I siti da tutelare (sei sono nell’elenco dell’Unesco) sono saccheggiati da bande di scavatori clandestini che vanno con le ruspe, protetti da gente armata e che razziano tutto. Quando non ci sono loro, è la volta degli eserciti contrapposti, che si trincerano in siti dal valore inestimabile, che poi vengono bombardati dagli avversari. Eppure, come hanno raccontato i sovrintendenti delle regioni di Aleppo, Ebla e Urkesh, seduti in prima fila, c'è gente che non fugge e resta al suo posto. Guardiani che impiegano undici ore e spendono metà dello stipendio per raggiungere i siti da proteggere e rischiano di essere ammazzati, perché visti come rappresentanti del governo di Assad. 

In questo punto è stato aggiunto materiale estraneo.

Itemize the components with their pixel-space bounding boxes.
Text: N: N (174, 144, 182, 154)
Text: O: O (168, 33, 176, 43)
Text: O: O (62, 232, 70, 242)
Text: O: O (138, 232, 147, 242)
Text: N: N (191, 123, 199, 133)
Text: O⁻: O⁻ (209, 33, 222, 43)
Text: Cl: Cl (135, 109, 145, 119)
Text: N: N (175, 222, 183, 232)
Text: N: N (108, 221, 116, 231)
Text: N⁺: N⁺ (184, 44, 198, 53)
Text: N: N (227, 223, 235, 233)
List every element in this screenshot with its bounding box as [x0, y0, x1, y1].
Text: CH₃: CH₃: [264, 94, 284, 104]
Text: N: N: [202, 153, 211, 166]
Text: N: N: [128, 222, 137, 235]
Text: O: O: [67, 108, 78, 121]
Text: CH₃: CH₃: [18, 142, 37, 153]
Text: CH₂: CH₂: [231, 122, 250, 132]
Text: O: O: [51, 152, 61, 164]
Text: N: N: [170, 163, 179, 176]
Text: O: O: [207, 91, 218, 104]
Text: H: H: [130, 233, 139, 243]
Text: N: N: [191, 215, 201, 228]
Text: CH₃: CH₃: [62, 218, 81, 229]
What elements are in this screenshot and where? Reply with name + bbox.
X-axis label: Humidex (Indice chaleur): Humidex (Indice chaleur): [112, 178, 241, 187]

“Vertici e dipendenti del Direttorato delle antichità di Siria stanno vivendo il loro momento glorioso – ha riconosciuto uno dei relatori, Giorgio Buccellati, Professore emerito di Storia e Archeologia del Vicino Oriente Antico alla Ucla – in linea con la loro tradizione di professionalità, coraggio e amore per la propria storia”.  E Paolo Matthiae, archeologo e Professore Emerito di Archeologia e Storia dell’Arte del Vicino Oriente Antico all'Università degli Studi di Roma “La Sapienza”, ha raccontato che “restano i sovrintendenti e i loro collaboratori e la gente comune a difendere i siti”, perché “chi attacca i nostri beni culturali attacca la nostra identità nazionale”.
Non se ne sono andate le maestranze locali di Urkesh che hanno imparato il lavoro dai coniugi Buccellati, come il sorridente Hammed, che in un video ha mostrato dei cocci di vasellame appena recuperati. Oppure Amena, alle prese con vestiti e bambole di stoffa che, via Damasco-Beirut, sono arrivati al Meeting. Il direttore generale delle Antichità di Siria, Maamoun Abdulkarim, è rimasto a Damasco e ha mandato un video nel quale chiede che la vicenda dei siti archeologici siriani divenga un problema internazionale, perché cessino le distruzioni e tutti i Paesi impediscano il contrabbando dei reperti razziati. Un appello che Matthiae ha già raccolto. A Roma, infatti, fino al 31 agosto, a Palazzo Venezia, è aperta una mostra promossa dall’archeologo e da Francesco Rutelli, intitolata “Siria, splendore e dramma”.
Non se n’è andato il nunzio, anche lui bloccato a Damasco, che ha affidato al portavoce della manifestazione riminese, Stefano Pichi, parole di speranza nonostante il “cuore spezzato” dai morti, dalla distruzione dei monumenti, dalla fine di una pace che per anni aveva fatto della Siria e del Libano vere e proprie isole di convivenza in tutto il Medio Oriente. “Bisogna aiutare i cristiani a restare”, ha concluso monsignor Zenari.